There several treatment options for individuals who are codependent. One option is the use of Cognitive Behavioral Therapy (CBT) to identify the individual’s irrational thinking processes, including their beliefs, self-view, attitudes toward others, and approach to maintaining their relationships. CBT can strengthen the person’s own sense of self-identity, challenge their irrational beliefs about their own self-worth, and challenge their beliefs about aspects of their relationship and substance abuse.
Family therapy or couples therapy using CBT techniques can also be applied to individuals who are in a codependent relationship in order to get them to adopt the realistic approach to the nature of their relationship, define their interactions in a mutually satisfying way, and allow both partners to develop a sense of self and a feeling of self-worth. These types of interventions are most likely relatively common in family and marriage therapy situations, and it may well be that the term codependent is not even used by the therapist to describe the situation in a good number of these cases.
A group known as Codependents Anonymous follows a 12-Step approach to codependency similar to the 12-Step approach used in Alcoholics Anonymous, Narcotics Anonymous, etc. Other treatment approaches may include medication management for individuals who have serious issues with depression, anxiety, and personality disorders.
The substance abuse aspect of the treatment for the individual in the codependent relationship with a substance use disorder would follow the traditional standard substance use disorder treatment approach. It would consist of withdrawal management if needed, counseling and therapy, social support, family support, and long-term aftercare.
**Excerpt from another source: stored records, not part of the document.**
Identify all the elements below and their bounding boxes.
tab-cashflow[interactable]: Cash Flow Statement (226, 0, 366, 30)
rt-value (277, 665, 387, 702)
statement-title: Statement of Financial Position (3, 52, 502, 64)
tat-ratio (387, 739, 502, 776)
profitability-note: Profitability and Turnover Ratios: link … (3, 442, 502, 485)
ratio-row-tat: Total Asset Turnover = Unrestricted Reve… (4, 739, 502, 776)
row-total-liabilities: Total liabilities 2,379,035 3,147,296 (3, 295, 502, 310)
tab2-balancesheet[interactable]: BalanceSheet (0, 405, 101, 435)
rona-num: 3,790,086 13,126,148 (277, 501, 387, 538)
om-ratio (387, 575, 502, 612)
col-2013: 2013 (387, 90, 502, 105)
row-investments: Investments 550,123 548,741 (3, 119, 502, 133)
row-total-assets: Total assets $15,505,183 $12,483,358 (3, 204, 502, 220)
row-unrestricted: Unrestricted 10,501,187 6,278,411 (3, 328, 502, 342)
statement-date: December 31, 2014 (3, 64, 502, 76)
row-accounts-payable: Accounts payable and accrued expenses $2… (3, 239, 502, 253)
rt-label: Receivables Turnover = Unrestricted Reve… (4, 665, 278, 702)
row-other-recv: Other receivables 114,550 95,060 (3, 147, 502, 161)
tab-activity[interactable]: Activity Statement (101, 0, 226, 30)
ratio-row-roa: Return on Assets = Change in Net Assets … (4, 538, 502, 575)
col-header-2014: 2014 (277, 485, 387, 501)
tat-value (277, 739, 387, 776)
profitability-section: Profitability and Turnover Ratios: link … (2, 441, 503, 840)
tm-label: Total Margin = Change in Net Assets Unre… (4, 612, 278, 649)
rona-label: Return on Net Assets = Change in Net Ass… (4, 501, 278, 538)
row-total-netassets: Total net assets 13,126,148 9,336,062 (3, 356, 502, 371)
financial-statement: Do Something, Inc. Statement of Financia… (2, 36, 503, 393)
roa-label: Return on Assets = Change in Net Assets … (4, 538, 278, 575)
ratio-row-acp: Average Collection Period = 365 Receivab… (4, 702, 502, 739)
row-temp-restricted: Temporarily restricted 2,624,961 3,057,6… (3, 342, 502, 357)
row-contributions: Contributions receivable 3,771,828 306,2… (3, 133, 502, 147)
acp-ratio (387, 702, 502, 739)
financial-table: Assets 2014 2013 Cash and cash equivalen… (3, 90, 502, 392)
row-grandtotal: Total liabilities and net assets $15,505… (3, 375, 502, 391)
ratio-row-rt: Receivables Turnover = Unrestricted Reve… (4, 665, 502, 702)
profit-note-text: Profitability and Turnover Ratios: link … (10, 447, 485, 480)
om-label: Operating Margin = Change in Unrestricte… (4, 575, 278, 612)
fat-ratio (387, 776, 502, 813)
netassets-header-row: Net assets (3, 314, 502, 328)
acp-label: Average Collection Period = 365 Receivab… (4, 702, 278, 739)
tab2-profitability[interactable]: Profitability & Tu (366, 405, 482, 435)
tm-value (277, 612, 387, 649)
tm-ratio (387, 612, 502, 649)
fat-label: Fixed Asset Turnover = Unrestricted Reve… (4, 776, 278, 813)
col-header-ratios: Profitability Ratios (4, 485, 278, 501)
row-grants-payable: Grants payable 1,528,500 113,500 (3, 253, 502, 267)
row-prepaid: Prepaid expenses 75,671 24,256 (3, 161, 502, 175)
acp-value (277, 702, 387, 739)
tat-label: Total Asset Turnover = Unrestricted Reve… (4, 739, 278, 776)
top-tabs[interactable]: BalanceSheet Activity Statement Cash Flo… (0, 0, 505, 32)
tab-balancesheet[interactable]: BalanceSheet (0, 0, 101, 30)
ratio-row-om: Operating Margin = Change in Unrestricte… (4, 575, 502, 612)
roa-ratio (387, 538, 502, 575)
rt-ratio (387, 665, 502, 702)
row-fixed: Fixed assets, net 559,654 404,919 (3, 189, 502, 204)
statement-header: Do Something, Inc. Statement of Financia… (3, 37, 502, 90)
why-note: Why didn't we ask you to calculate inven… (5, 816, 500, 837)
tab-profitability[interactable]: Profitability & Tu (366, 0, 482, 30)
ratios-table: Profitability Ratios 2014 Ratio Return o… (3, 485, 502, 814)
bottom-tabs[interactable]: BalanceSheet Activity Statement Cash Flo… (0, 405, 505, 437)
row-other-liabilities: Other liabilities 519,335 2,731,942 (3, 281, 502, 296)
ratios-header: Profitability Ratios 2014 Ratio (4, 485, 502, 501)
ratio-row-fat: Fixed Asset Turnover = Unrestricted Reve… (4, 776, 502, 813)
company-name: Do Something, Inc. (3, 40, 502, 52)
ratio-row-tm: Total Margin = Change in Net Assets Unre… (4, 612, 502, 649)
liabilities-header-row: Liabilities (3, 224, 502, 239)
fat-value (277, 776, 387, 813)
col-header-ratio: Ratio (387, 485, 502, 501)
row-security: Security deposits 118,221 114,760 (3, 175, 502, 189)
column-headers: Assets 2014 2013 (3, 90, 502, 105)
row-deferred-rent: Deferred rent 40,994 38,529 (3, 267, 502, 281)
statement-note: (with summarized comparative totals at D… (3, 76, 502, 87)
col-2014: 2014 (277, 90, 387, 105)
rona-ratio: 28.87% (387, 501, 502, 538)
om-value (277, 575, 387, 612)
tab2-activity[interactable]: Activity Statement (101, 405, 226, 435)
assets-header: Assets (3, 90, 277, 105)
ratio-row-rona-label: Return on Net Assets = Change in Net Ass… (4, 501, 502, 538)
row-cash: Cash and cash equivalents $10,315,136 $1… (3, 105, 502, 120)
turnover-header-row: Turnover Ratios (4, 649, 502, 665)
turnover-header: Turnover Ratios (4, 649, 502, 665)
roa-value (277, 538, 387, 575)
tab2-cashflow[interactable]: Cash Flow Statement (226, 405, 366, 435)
Is Codependency a Disorder?
Despite what some sources claim, codependency is not a recognized psychological or psychiatric disorder. The actual list of the symptoms of codependency are quite varied and in many cases considered to be questionable in terms of their clinical utility. There was a movement to have codependency listed as codependency personality disorder in an earlier version of the Diagnostic and Statistical Manual of Mental Disorders (DSM-III-R); however, codependency did not meet the formal criteria for inclusion as a formal disorder for the diagnostic manual. They were not enough well-designed research investigations to identify codependency as any type of syndrome.
The list of symptoms above describing the aspects of codependency do coincide with other known personality disorders that are currently in the Diagnostic and Statistical Manual of Mental Disorders – Fifth Edition, such as dependent personality disorder and borderline personality disorder; however, there is no formal diagnosis of codependency or a codependency personality disorder (codependency disorder) in any of the accepted diagnostic manuals used in the United States.
Instead, codependency may exist as an aspect of relationships that occur in individuals who are diagnosed with other types of psychological/psychiatric disorders, such as borderline personality disorder or dependent personality disorder. In other cases, it may represent a subclinical style of interacting in relationships that is based on a number of other variables, such as upbringing, expectations, and past experience with others in relationships. This means that individuals deemed as being codependent may display certain types of dysfunctional behaviors, but these are not considered to be consistent enough across relatively large numbers of individuals to warrant a formal diagnostic category.